Father’s Column – July 5, 2020

Posted on July 5, 2020

Laudetur Jesus Christus! Gelobt sei Jesus Christus!
Sia lodato Gesù Cristo! Praised be Jesus Christ! 

As we consider the state of our nation, society, and political realm it is easy to see many emerging things that are disturbing. I can’t help but to have been thinking and reflecting on Pope Leo XIII’s social encyclical, Rerum Novarum

Pope Leo states: “The great mistake made in regard to the matter now under consideration is to take up with the notion that class is naturally hostile to class, and that the wealthy and the working men are intended by nature to live in mutual conflict. So irrational and so false is this view that the direct contrary is the truth. Just as the symmetry of the human frame is the result of the suitable arrangement of the different parts of the body, so in a State is it ordained by nature that these two classes should dwell in harmony and agreement, so as to maintain the balance of the body politic. Each needs the other: capital cannot do without labor, nor labor without capital. Mutual agreement results in the beauty of good order, while perpetual conflict necessarily produces confusion and savage barbarity. Now, in preventing such strife as this, and in uprooting it, the efficacy of Christian institutions is marvellous and manifold. First of all, there is no intermediary more powerful than religion (whereof the Church is the interpreter and guardian) in drawing the rich and the working class together, by reminding each of its duties to the other, and especially of the obligations of justice.”

While he was obviously discussing the unjust economic structures that existed at the end of the nineteenth century, I don’t believe his words still do not apply today in our own current climate.
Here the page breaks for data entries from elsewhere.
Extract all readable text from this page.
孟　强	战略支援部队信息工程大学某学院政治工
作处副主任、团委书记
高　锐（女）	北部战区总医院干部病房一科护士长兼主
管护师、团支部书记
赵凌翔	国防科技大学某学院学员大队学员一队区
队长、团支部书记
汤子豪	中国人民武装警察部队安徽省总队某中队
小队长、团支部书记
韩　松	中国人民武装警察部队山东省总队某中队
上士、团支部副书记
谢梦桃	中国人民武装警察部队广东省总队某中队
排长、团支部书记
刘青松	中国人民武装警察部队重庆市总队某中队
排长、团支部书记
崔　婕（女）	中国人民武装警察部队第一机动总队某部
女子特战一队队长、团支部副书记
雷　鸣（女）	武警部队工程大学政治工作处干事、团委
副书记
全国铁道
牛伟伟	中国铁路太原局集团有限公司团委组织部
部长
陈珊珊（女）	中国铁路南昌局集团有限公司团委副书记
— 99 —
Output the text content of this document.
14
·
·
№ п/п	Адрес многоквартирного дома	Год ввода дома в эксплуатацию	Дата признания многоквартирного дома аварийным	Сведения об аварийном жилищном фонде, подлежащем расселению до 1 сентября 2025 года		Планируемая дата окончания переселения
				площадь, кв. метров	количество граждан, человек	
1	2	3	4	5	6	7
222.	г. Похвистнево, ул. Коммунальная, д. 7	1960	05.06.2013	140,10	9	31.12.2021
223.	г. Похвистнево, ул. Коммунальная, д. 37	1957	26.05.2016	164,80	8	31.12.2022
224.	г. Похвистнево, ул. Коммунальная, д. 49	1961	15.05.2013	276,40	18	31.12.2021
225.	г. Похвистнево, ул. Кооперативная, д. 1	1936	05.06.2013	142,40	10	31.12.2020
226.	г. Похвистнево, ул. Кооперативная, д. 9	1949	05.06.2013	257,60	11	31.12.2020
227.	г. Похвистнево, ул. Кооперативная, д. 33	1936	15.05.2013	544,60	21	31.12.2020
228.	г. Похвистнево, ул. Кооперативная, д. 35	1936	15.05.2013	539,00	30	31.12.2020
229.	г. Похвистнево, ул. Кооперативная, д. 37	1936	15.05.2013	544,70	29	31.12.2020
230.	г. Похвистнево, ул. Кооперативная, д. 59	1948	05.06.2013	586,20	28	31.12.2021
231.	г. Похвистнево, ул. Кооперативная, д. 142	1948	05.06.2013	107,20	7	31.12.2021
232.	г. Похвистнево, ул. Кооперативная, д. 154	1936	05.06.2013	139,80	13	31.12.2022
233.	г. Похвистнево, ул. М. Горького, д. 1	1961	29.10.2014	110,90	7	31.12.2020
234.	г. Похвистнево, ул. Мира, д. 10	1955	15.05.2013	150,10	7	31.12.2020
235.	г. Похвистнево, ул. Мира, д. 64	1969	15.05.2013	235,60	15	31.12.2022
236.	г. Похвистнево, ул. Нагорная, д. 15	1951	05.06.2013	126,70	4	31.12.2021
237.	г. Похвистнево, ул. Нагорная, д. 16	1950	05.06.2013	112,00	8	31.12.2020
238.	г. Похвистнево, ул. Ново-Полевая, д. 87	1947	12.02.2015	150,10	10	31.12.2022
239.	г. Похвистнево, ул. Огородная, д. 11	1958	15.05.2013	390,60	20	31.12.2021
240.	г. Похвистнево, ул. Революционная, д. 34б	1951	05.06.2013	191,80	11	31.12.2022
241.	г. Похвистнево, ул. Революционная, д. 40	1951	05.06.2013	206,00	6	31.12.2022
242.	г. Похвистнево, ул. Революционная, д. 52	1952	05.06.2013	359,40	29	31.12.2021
Injustice continues to abound, and there are forces in society and the world that continue to inflame division between not just social classes, but also now races, ethnicities, and the sexes. Karl Marx was one such person who sought to highlight these conflicts in order to impose his own philosophical system on mankind. Yet, for as much as he railed against Capitalism, Marxism is just as materialistic as it places the value of man on his material worth and possessions. 

For the Catholic, in true Catholic social teaching, the value of each individual is never in one’s class, race, possessions, reputation but rather in and only in God. While the Fall and original sin have introduced an inequality in the world that we will never conquer, at the core of who we are we are equal in dignity and worth because we have each been created by God and in His image and likeness. There is a symmetry and complimentary found throughout creation that must cooperate for the good of society.

While recognizing that we will never overcome every injustice, we ought to still work for, pray for, suffer for, sacrifice for a more just society. Not so people can have more material possessions, not in subjugating one race to another, not to justify and legalize sin, but because each person does have dignity. The Church does this, because when there is greater harmony, when people are taken care of, they are more open to the message of the Gospel because they actually have experienced the Gospel in our charitable work for them. 

One of the gravest injustices in the world is when someone has never been told, or has had the opportunity to know Jesus Christ. Because each person has dignity by having been created, and also redeemed, they have the right to know Christ so that they have everything they need to gain eternal life. 

As we struggle for greater harmony in the world, as we refute the idea that people are naturally opposed, may we remember the responsibility that each of us has in bringing the faith to all people. Because it is only in Christ, and in the Faith, that we find an equality that society will never be able to reproduce.